Further considerations for property coverage that agents should highlight include any protective safeguards required by the carrier. For cannabis operators in particular, policy language often includes many requirements for protecting the property.
“It's basically a warranty that says if you don't have this in place and there's a claim, we can deny the claim," Woodruff says. “For cultivation operators, you might see a safeguard regarding the use of LED lighting only in grow rooms. If not followed, the carrier could potentially deny a claim."
“Protective safeguards warranted for theft of cannabis inventory have been a persistent issue, with each carrier imposing different requirements," Deneen says. “Agents should clearly disclose all conditions and requirements to their clients before binding coverage to avoid ugly scenarios where coverage is unexpectedly denied."

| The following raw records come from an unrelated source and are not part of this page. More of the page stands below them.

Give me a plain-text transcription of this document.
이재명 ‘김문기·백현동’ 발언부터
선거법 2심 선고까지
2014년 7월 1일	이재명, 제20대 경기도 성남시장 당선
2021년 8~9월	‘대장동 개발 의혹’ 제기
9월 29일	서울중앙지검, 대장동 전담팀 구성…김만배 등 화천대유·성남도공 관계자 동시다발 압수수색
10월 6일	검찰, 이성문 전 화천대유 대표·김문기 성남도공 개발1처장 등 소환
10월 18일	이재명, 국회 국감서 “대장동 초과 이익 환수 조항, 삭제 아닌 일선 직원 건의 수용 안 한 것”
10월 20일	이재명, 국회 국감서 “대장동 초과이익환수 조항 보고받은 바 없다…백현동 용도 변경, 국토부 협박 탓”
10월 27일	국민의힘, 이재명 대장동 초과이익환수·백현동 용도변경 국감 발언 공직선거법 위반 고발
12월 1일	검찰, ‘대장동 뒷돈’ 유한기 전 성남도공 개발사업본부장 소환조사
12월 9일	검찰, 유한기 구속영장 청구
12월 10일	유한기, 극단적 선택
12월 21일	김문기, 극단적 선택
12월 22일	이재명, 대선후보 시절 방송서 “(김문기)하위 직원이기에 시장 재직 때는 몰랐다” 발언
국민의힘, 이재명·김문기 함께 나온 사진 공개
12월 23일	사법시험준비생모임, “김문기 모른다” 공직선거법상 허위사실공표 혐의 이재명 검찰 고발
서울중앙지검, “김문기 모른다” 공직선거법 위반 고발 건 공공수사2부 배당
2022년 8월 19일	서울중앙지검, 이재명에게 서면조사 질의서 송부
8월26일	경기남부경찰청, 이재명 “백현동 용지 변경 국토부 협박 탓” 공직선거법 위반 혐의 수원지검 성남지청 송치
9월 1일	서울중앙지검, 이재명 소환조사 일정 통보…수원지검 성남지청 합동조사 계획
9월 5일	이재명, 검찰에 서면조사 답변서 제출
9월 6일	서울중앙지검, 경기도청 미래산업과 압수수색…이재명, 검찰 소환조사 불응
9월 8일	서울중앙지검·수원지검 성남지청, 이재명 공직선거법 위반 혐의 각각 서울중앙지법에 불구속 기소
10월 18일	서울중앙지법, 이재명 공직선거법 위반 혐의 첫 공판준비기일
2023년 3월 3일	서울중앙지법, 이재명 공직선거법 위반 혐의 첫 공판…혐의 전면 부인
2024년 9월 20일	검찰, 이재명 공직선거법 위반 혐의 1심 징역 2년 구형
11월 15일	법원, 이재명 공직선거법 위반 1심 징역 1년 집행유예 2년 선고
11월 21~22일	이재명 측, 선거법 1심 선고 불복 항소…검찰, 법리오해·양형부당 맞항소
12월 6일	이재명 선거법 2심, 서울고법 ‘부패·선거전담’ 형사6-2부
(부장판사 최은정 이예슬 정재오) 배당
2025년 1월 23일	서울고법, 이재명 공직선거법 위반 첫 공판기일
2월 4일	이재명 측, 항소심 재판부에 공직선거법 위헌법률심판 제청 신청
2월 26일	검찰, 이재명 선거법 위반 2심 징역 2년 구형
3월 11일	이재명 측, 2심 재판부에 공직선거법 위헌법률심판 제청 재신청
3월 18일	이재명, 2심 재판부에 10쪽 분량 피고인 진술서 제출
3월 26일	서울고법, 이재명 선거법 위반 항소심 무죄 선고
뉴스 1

3) Product recall. Dozens of cannabis products in the U.S. were recalled in May 2024 after a dangerous mold that causes lung infections was found by California's Department of Cannabis Control (DCC). More recently, in early 2025, Michigan cannabis regulators announced a major product recall for the second time in less than a month, this time for over 23,000 vape cartridges produced by Exhale Systems.
“The most significant change that's taking place is the uptick in product recall activity, both from the state regulators and self-imposed by the cannabis operators when they get refreshed testing results from the independent labs they use for product quality," says Jim McErlean, business development manager, Cannasure.

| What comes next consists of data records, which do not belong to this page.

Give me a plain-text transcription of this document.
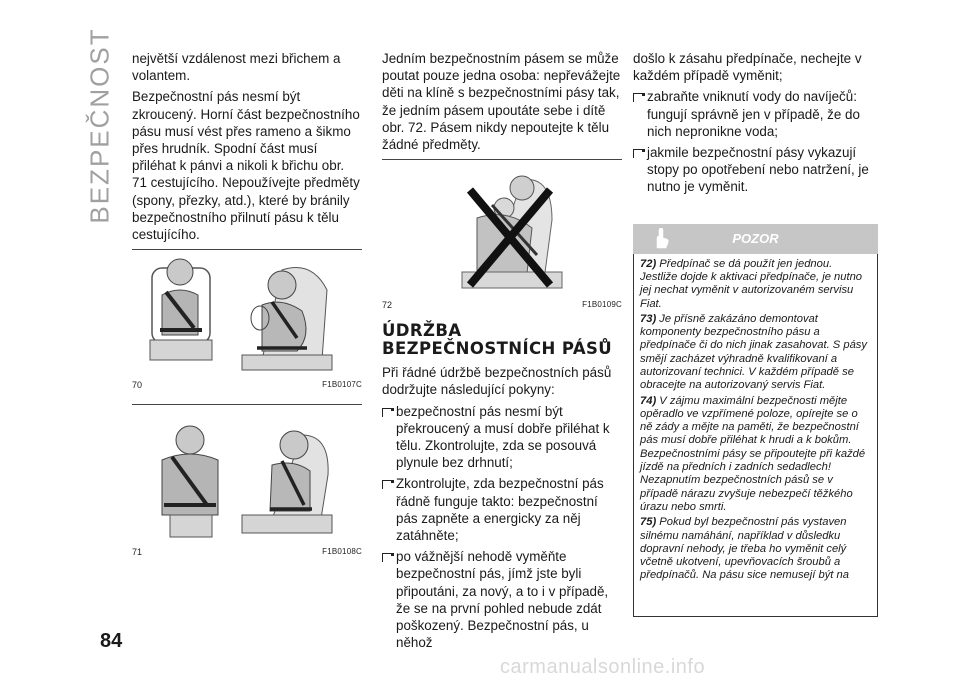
BEZPEČNOST
84

největší vzdálenost mezi břichem a volantem.

Bezpečnostní pás nesmí být zkroucený. Horní část bezpečnostního pásu musí vést přes rameno a šikmo přes hrudník. Spodní část musí přiléhat k pánvi a nikoli k břichu obr. 71 cestujícího. Nepoužívejte předměty (spony, přezky, atd.), které by bránily bezpečnostního přilnutí pásu k tělu cestujícího.

70	F1B0107C
71	F1B0108C

Jedním bezpečnostním pásem se může poutat pouze jedna osoba: nepřevážejte děti na klíně s bezpečnostními pásy tak, že jedním pásem upoutáte sebe i dítě obr. 72. Pásem nikdy nepoutejte k tělu žádné předměty.

72	F1B0109C
ÚDRŽBA BEZPEČNOSTNÍCH PÁSŮ

Při řádné údržbě bezpečnostních pásů dodržujte následující pokyny:

bezpečnostní pás nesmí být překroucený a musí dobře přiléhat k tělu. Zkontrolujte, zda se posouvá plynule bez drhnutí;

Zkontrolujte, zda bezpečnostní pás řádně funguje takto: bezpečnostní pás zapněte a energicky za něj zatáhněte;

po vážnější nehodě vyměňte bezpečnostní pás, jímž jste byli připoutáni, za nový, a to i v případě, že se na první pohled nebude zdát poškozený. Bezpečnostní pás, u něhož

došlo k zásahu předpínače, nechejte v každém případě vyměnit;

zabraňte vniknutí vody do navíječů: fungují správně jen v případě, že do nich nepronikne voda;

jakmile bezpečnostní pásy vykazují stopy po opotřebení nebo natržení, je nutno je vyměnit.

POZOR

72) Předpínač se dá použít jen jednou. Jestliže dojde k aktivaci předpínače, je nutno jej nechat vyměnit v autorizovaném servisu Fiat.

73) Je přísně zakázáno demontovat komponenty bezpečnostního pásu a předpínače či do nich jinak zasahovat. S pásy smějí zacházet výhradně kvalifikovaní a autorizovaní technici. V každém případě se obracejte na autorizovaný servis Fiat.

74) V zájmu maximální bezpečnosti mějte opěradlo ve vzpřímené poloze, opírejte se o ně zády a mějte na paměti, že bezpečnostní pás musí dobře přiléhat k hrudi a k bokům. Bezpečnostními pásy se připoutejte při každé jízdě na předních i zadních sedadlech! Nezapnutím bezpečnostních pásů se v případě nárazu zvyšuje nebezpečí těžkého úrazu nebo smrti.

75) Pokud byl bezpečnostní pás vystaven silnému namáhání, například v důsledku dopravní nehody, je třeba ho vyměnit celý včetně ukotvení, upevňovacích šroubů a předpínačů. Na pásu sice nemusejí být na

carmanualsonline.info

“Every operator, no matter where they are in the chain, has recall exposure," Woodruff says. “Recall exposures are massive, with one massive recall having the potential to put an operator out of business."
Product recalls can have significant financial and reputational impacts on cannabis operators and the industry at large. Independent agents can assist clients by communicating the risks and benefits of protecting their business with this coverage.

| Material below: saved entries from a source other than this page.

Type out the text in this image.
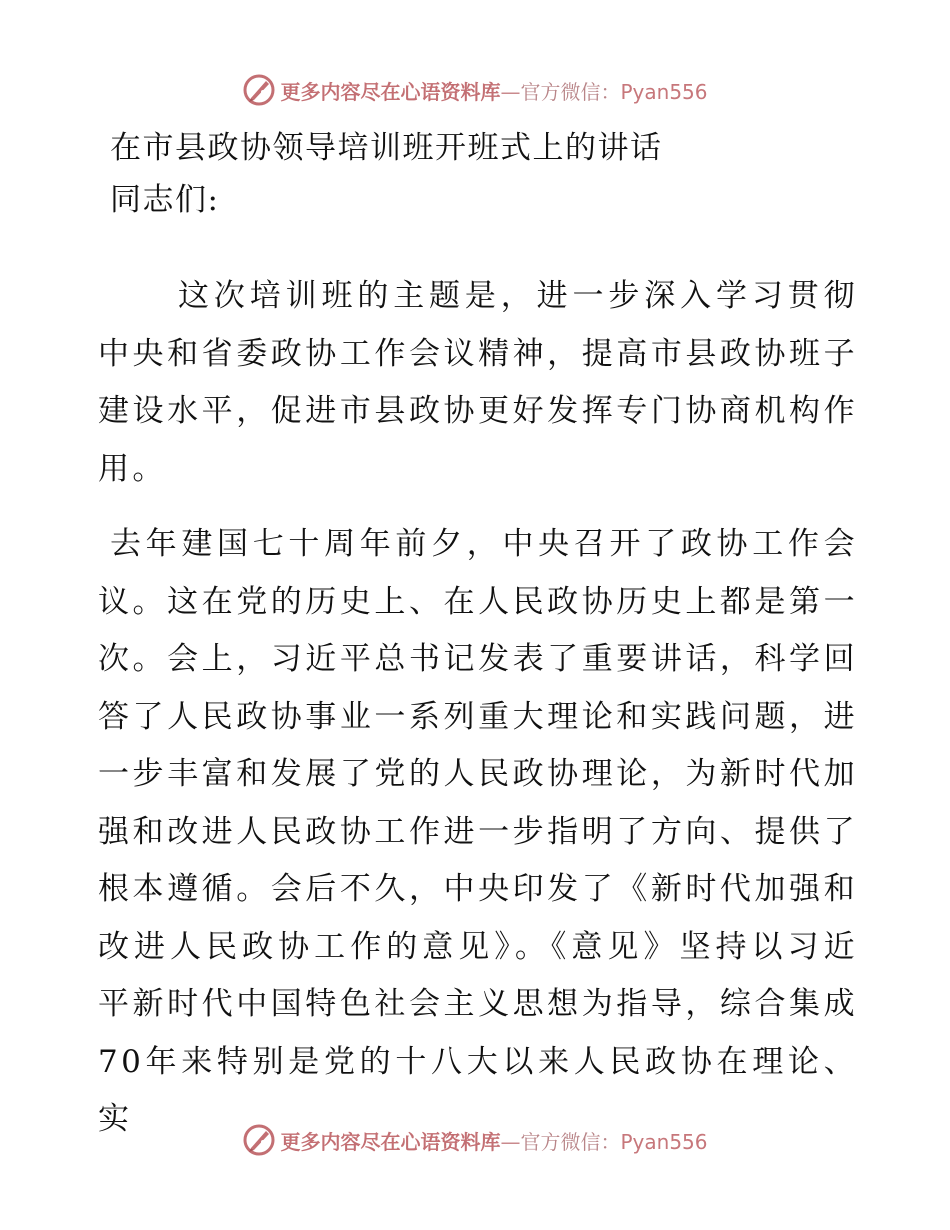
更多内容尽在心语资料库—官方微信：Pyan556
在市县政协领导培训班开班式上的讲话
同志们:
这次培训班的主题是，进一步深入学习贯彻中央和省委政协工作会议精神，提高市县政协班子建设水平，促进市县政协更好发挥专门协商机构作用。
去年建国七十周年前夕，中央召开了政协工作会议。这在党的历史上、在人民政协历史上都是第一次。会上，习近平总书记发表了重要讲话，科学回答了人民政协事业一系列重大理论和实践问题，进一步丰富和发展了党的人民政协理论，为新时代加强和改进人民政协工作进一步指明了方向、提供了根本遵循。会后不久，中央印发了《新时代加强和改进人民政协工作的意见》。《意见》坚持以习近平新时代中国特色社会主义思想为指导，综合集成70年来特别是党的十八大以来人民政协在理论、实
更多内容尽在心语资料库—官方微信：Pyan556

4) Employment practices liability insurance (EPLI). EPLI coverage may not be considered a core coverage for cannabis operators. However, agents should highlight the unique nature of the cannabis industry and the industry-specific risks their clients are facing.
“A lot of operators are starting to buy EPLI coverage, but there's still many more that are not buying this coverage," Woodruff says. “That's a huge coverage gap—especially in an industry that can be likened to hospitality, where you are crazy to go without EPLI coverage."
Olivia Overman is IA content editor.